The Conference theme was “Participation and Democratization of Knowledge: New Convergences for Reconciliation.” The theme recognized emerging understandings of knowledge democracy, convergences among those creating knowledge through diverse approaches grounded in participatory frameworks, and the place of such approaches in reconciliations associated with the end of social conflicts. A special feature of the five-day gathering was the celebration of the 40th Anniversary of the First World Symposium of Participatory Action Research (PAR), held in Cartagena and convened by Colombian sociologist Orlando Fals Borda (1925-2008) and others. The life and work of Fals Borda and other PAR pioneers were highlighted throughout the conference and the days leading up to it in conjunction with the 150th Anniversary of the founding of the National University of Colombia.
Philosophic Considerations
Action research itself is extremely diverse, both thematically and methodologically. Its networks and communities are engaged in committed work building social solidarities, emancipatory and adult education, valuing diverse experiences through participatory knowledge approaches, empowerment in policy / advocacy, transforming gender power, making new knowledges, and grassroots transformations visible, networking for change, and forging post colonial / post-neoliberal development pathways, to name just a few themes! It might be said that the boundaries for action research are fuzzy rather than hard.
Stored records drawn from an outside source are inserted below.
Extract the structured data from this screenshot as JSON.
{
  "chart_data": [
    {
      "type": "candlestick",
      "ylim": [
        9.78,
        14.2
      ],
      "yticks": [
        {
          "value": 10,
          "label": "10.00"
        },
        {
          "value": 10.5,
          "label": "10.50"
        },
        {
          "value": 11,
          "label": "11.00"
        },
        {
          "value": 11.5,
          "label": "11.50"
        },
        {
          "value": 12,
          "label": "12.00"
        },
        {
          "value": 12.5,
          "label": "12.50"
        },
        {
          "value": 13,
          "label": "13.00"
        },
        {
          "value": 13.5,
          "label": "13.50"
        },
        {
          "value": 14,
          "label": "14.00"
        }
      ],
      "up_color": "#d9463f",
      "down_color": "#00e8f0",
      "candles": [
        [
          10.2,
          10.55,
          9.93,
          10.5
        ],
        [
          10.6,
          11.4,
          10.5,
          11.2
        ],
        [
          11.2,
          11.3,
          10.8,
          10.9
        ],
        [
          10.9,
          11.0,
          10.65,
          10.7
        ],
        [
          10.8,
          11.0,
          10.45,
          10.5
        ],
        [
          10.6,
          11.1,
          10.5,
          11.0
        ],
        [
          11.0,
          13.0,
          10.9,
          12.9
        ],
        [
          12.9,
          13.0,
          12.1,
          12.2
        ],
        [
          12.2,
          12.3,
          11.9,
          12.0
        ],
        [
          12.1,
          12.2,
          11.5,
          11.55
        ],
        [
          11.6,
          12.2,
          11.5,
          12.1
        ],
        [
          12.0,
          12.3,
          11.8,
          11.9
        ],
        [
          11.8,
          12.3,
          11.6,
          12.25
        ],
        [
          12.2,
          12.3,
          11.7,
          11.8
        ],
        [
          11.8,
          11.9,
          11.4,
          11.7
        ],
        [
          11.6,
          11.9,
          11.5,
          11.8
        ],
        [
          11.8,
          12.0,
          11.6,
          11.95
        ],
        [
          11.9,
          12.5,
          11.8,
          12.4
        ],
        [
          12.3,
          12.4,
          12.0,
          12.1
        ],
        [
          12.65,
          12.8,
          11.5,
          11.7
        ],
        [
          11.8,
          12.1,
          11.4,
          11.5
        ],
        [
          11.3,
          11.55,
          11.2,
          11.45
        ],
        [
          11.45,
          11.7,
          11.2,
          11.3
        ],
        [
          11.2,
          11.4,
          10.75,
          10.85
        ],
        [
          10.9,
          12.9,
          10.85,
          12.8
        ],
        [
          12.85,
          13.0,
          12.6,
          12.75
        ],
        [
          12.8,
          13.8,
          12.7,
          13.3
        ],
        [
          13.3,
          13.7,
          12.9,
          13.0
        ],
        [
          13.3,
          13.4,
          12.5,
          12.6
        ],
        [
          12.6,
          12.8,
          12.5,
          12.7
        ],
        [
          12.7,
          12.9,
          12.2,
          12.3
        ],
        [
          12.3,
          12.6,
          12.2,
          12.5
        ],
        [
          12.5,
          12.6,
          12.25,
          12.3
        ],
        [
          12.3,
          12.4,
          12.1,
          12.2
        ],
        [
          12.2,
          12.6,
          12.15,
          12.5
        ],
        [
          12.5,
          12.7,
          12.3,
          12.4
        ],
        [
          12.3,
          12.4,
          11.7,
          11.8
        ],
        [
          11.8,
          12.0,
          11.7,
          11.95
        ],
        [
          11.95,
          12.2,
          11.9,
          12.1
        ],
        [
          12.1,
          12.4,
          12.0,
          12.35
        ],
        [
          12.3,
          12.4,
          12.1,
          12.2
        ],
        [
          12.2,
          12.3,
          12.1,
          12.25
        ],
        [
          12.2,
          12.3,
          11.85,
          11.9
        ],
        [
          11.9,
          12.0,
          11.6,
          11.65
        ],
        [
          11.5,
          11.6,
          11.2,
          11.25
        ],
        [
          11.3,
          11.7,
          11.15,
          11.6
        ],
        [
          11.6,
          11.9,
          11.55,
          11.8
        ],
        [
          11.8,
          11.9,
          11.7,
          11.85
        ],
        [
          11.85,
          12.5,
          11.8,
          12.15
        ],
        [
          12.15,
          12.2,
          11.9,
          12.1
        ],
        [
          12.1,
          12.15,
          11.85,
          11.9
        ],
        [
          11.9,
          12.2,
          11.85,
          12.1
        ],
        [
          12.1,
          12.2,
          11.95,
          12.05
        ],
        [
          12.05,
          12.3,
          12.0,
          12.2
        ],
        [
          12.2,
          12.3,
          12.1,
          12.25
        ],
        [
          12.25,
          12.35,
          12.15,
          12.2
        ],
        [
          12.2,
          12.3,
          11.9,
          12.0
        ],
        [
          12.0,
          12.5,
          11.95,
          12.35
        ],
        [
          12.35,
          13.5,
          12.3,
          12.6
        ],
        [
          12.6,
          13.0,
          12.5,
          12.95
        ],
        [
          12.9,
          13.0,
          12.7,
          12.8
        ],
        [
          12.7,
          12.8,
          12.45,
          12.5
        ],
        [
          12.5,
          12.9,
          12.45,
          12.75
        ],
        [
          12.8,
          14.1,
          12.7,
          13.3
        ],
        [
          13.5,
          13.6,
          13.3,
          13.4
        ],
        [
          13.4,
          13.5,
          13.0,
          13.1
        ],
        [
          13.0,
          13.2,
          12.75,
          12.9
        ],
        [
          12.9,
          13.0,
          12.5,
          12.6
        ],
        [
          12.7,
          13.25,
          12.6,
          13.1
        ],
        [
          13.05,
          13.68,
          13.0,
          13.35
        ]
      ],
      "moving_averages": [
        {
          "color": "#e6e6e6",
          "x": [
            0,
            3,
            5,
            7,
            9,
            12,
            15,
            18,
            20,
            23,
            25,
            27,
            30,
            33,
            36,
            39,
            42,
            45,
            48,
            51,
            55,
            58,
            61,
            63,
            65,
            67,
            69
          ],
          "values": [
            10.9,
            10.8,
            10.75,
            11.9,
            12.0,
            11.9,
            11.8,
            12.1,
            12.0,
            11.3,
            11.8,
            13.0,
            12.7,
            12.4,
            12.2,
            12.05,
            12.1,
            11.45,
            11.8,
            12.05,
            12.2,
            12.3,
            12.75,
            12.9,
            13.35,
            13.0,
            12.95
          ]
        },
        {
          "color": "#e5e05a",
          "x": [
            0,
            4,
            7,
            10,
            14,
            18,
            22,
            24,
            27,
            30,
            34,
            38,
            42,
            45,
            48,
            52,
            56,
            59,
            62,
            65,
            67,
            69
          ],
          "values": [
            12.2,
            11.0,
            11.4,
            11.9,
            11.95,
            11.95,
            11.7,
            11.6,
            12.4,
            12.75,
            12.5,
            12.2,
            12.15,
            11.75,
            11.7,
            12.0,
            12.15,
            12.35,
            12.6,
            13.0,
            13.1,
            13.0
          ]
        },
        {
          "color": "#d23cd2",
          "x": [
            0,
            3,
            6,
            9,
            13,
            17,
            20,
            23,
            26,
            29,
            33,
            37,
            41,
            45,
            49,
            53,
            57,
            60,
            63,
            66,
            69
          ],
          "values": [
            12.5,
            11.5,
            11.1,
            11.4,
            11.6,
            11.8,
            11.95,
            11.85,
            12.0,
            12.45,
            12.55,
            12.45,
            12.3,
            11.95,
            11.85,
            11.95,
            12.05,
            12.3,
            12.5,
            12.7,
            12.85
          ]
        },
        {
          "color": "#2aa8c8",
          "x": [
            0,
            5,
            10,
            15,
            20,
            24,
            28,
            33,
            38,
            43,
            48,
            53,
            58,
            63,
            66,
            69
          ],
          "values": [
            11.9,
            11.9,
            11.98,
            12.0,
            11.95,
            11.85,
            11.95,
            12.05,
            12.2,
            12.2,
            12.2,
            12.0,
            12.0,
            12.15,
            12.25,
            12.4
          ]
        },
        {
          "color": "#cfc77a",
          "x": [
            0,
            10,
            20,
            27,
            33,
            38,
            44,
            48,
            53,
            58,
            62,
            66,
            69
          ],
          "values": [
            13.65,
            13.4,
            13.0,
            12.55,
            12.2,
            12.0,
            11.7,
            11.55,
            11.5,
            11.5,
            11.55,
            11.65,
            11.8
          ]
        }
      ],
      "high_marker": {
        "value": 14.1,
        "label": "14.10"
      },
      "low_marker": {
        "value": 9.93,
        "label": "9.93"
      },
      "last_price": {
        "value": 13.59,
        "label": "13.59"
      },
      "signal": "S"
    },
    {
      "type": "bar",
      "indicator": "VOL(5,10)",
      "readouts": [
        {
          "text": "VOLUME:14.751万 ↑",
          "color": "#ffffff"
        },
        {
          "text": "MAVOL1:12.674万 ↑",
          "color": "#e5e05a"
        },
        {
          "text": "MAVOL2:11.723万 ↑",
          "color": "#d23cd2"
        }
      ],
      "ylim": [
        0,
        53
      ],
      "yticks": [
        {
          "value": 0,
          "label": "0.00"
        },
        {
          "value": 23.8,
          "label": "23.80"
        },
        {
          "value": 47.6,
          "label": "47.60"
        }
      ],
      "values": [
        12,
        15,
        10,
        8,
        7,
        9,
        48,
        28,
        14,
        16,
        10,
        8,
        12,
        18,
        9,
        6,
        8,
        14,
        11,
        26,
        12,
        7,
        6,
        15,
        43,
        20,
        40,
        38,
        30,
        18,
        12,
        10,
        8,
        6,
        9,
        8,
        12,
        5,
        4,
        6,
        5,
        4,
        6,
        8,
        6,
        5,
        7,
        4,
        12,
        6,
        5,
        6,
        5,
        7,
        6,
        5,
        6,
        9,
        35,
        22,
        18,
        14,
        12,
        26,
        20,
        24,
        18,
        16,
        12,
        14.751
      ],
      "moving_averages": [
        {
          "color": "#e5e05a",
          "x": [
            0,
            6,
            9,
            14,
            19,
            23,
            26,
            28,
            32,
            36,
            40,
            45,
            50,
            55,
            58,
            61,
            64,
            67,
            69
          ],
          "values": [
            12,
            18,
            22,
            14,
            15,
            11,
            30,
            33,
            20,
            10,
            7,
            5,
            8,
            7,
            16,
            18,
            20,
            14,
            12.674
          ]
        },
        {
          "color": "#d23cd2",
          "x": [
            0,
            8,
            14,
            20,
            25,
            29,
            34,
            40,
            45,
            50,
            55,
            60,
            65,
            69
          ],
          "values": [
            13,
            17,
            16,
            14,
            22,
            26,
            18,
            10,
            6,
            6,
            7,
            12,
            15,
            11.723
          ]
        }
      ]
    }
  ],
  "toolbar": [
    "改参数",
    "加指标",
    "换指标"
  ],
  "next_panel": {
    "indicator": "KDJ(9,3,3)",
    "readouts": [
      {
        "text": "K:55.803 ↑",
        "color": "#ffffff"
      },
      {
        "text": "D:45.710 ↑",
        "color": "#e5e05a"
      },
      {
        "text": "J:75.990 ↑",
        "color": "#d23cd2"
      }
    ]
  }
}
The global assembly on knowledge democracy provided an opportunity to open to a different fuzzy boundary. This did not challenge the delineations people have made within action research and participatory research communities: it did not challenge the identity of action research at all. It was an invitation to see AR approaches within a new context, the one outlined by Santos and others in the knowledge democracy space. That is to say that the AR community is not the only one working on knowledge democracy; there are others, including the World Social Forum, the Peer to Peer movement, and the Commons movement, to name a few.
Action researchers at the global assembly were not asked to ‘let go’ of their identity within the global action research community, but simply to play in a different space that is part of a different context of social and global transformation. There could be, over time, rich connections between the AR communities and others in the knowledge democracy space that will enrich many sides in the work of transforming knowledge-power. These connections reflect what Orlando Fals Borda (1998) addressed as “participatory convergence” at the 1997 World Conference for Participatory Convergence in Knowledge, Space and Time.
Practical Considerations
From a practical point of view, the first global assembly was primarily composed of people in the global orbit of action research. Even if the assembly was defined using the more open fuzzy logic and included other transformation-focused networks, the vast majority of people attending the first assembly were likely from the AR community, in particular as it followed several days of an action research conference.
Thus, from a practical position, the first assembly could, in name, keep the meeting inclusive using the broad fuzzy boundary of knowledge democracy while recognizing that in practice few people from other networks (e.g. WSF, P2P, Commons) likely were active participants in the assembly.
If subsequent meetings happen in later years, or as a web platform develops, they can be inclusive of the broader knowledge democracy space and develop in this way, with the discussions of the first assembly serving as sources for further consideration in developing the broader space.
See this short interview by Dr. Lonnie Rowell, to understand the contours of what Knowledge Democracy is and its relationship to democracy.
References
Fals Borda, O. (Ed.) (1998). People’s participation: Challenges ahead. New York: Apex Press.
Notes: This book, “compiled and analyzed” by Fals Borda, is a collection and synthesis of presentations and discussions at the 1997 gathering in Cartagena. The 1997 World Conference was, as Fals Borda described it, “a Participatory Convergence because two series of sister trends came together” (p. xi). The first was the 20th reunion of the 1977 First World Symposium of Participatory Action Research held in Cartagena. The second was the convening in Cartagena of the 8th World Congress organized by the Australian Action Learning, Action Research, and Process Management Association (ALARPM, later changed to ALARA).
The cover photo shows Fals Borda at the far right in 1971.